Of misschien zijn de rondingen van de auto wel een soort symbool voor het vrouwelijke lichaam, zoals de zandlopervorm van een viool. ‘Girl’, zingt Prince als hij op het laatst zijn verlegenheid overwint, ‘you got an ass like I never seen’, om vervolgens de beeldspraak uit te rekken tot het moment van breken: ‘And the ride/ I say the ride is so smooth/ you must be a limousine.’ (De advertentie die Chevrolet na de dood van Prince naar buiten bracht, liet een rode Corvette zien met het opschrift ‘Baby, That Was Much Too Fast’, een knappe demonstratie van hoe verleidelijk de auto eruitziet en dat het absoluut geen limousine is.) Maar zelfs hier, in het meest libidineuze nummer is er een consequentie: ‘You got to slow down’, zegt Prince, ‘or you’re gonna run that body right into the ground’. Net als in een wegrace is te veel snelheid in de romantiek dodelijk.

Meteen na ‘Little Red Corvette’ kwam ‘Delerious’ met piepende keyboards die klonken als de lucht die uit de samengeknepen tuit van een ballon ontsnapt. Het was een van de ‘jump-blues-cum-rockabilly’ nummers waar Prince zo af en graag naar terugkeerde, een familielid van ‘Jack You Off’ van Controversy en van ‘Courtin’ Time’ van Emancipation. Het was ook zijn op een na beste autonummer. Opnieuw voelde hij zich machteloos in de aanwezigheid van vrouwelijke seksualiteit. Hij verloor zijn zelfbeheersing, zijn wielen blokkeerden. De uitdrukking op zijn gezicht? Dom. Hij voelde zich niet in staat om te flirten.

Uiteindelijk zoekt hij zijn toevlucht tot smeken: ‘Girl, you gotta take me for a little ride up and down / in and out and around your lake’. Net zoals in ‘The Stick’ is het overduidelijk wat Prince bedoelt en was het niet het Minnetonka Meer dat hij in gedachten had.

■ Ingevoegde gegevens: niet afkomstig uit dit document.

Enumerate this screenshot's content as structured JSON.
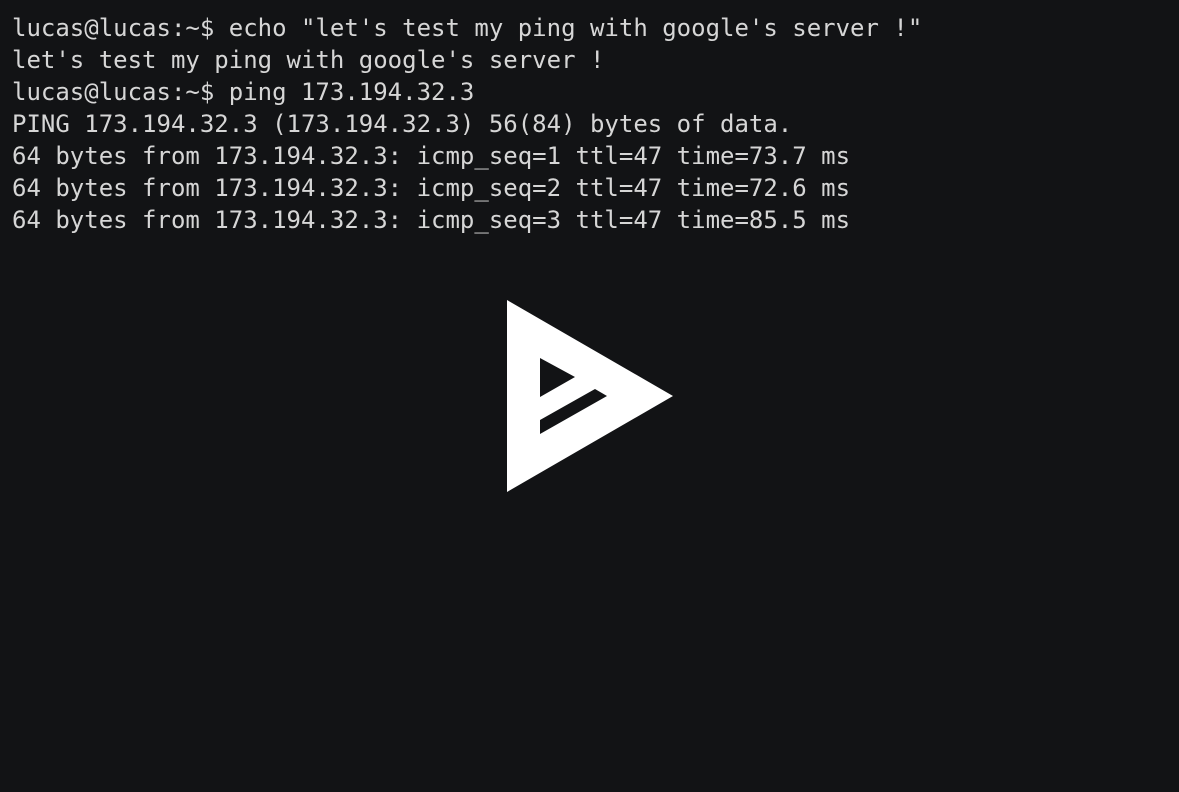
{
  "terminal": {
    "lines": [
      "lucas@lucas:~$ echo \"let's test my ping with google's server !\"",
      "let's test my ping with google's server !",
      "lucas@lucas:~$ ping 173.194.32.3",
      "PING 173.194.32.3 (173.194.32.3) 56(84) bytes of data.",
      "64 bytes from 173.194.32.3: icmp_seq=1 ttl=47 time=73.7 ms",
      "64 bytes from 173.194.32.3: icmp_seq=2 ttl=47 time=72.6 ms",
      "64 bytes from 173.194.32.3: icmp_seq=3 ttl=47 time=85.5 ms"
    ]
  },
  "colors": {
    "background": "#121315",
    "text": "#d6d6d6",
    "play_icon": "#ffffff"
  },
  "overlay": {
    "icon": "asciinema-play-icon"
  }
}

Het vierde nummer, ‘Let’s Pretend We’re Married’, was een fantastische, perverse kijk op een stevige neukpartij waarin Prince akkoord ging met het veinzen van huwelijksgeluk om zodoende bedgeluk te ervaren. In de tweede helft van het nummer liet hij de bedekte toespelingen geheel achterwege en verklaarde ‘I sincerely want to fuck the taste out of your mouth’. Maar zelfs op dat moment maakte hij zich zorgen over het wederzijdse genot (‘Can you relate?’) en over het volhouden van zijn geveinsde huwelijksgeluk als hij zich nu al had uitgeleverd aan een hogere macht.

Op kant twee van het album verschijnt Prince in een meestal aan transport gerelateerde mindset waar het seks betreft.

De geile reeks op 1999 eindigt met D.M.S.R. (voor ‘dance, music, sex, romance’), het enige nummer dat seks (bijna) openlijk noemt in de titel. Maar het is het minst expliciete van allemaal, een vervolg op ‘Sexuality’ waarin klaarkomen slechts een andere vorm was van vrijkomen. Kabbelend en kronkelend is het een en al bevrijding, behalve dan Lisa Colemans angstaanjagende kreet aan het eind: ‘Help me! Somebody please help me!’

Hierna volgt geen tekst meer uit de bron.